“Justice and Fairness” in Action — This Time for Real

One of the more annoying things about the law of eminent domain is the courts’ preening about how in eminent domain cases they are into “justice and fairness,” indemnity, and all that other good stuff, when in fact if you press them on this point they ‘fess up that these ringing words are not for for real, and that — as the California Supreme Court put it — they are only expressions of judicial idealism that does not translate into reality, and that folks who believe those judicial bromides just plumb don’t understand the law of eminent domain.

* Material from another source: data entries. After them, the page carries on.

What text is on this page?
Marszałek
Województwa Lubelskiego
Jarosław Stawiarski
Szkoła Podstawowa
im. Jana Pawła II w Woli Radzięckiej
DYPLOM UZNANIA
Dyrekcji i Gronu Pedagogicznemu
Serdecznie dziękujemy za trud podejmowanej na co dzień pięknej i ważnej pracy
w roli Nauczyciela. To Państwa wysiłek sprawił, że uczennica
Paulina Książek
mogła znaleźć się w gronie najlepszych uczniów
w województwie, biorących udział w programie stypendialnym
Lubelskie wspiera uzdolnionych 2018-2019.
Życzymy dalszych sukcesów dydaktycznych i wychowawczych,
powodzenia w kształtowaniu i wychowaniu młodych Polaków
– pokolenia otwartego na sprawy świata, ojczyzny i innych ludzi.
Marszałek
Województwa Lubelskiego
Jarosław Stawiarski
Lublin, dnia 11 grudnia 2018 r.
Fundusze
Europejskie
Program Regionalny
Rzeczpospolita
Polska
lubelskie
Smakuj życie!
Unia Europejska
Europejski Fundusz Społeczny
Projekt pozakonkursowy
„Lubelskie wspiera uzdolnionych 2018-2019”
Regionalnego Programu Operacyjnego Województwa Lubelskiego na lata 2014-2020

So it was a pleasant surprise to read that New Jersey Supreme Court case (Klump v. Borough of Avalon, No. A-49-09, opinion filed June 22, 2010) holding that on the peculiar facts in issue, the borough could not invoke the defense of limitations in an inverse condemnation action, and argue that it inversely condemned the subject property way back in the 1960s, so the owners’ action was too late. What happened was that the Borough built a berm impeding the owners’ access, claiming that it had the right to do so, so this this was not a taking. So the owners sought other relief in the courts. It wasn’t until 2005 that the Borough came up with its ingenious defense of asserting that, contrary to what it had been saying, it did take the subject property and therefore the owners’ inverse condemnation action was too late. Nothing doing, said the New Jersey Supreme Court.

“Based on the Borough’s position up until 2005 that a taking did not occur, plaintiffs understandably sought recourse through demands for access to their property that led to the declaratory judgment action demanding access and the later-added claims for trespass and ejectment of the Borough from their land. After finally conceding, in 2005, that a taking occurred forty-three years earlier, the Borough now attempts to hide behind the six-year statute of limitations to claim plaintiffs have no right to an inverse condemnation action. In light of these circumstances and in the interest of ‘justice and fairness,’ plaintiffs must be afforded a remedy for the appropriation of their property for public use.”

Well said, your Honors.

It has always bothered us when government entities raise a statute of limitations defense, arguing that the lawsuit is too late, without admitting that they did take the subject property. But if, as they also argue, a taking did not occur, then the limitations period can’t begin running.

Anyway, it’s nice to see a court for once applying the “justice and fairness” idea instead of just talking a good game about it.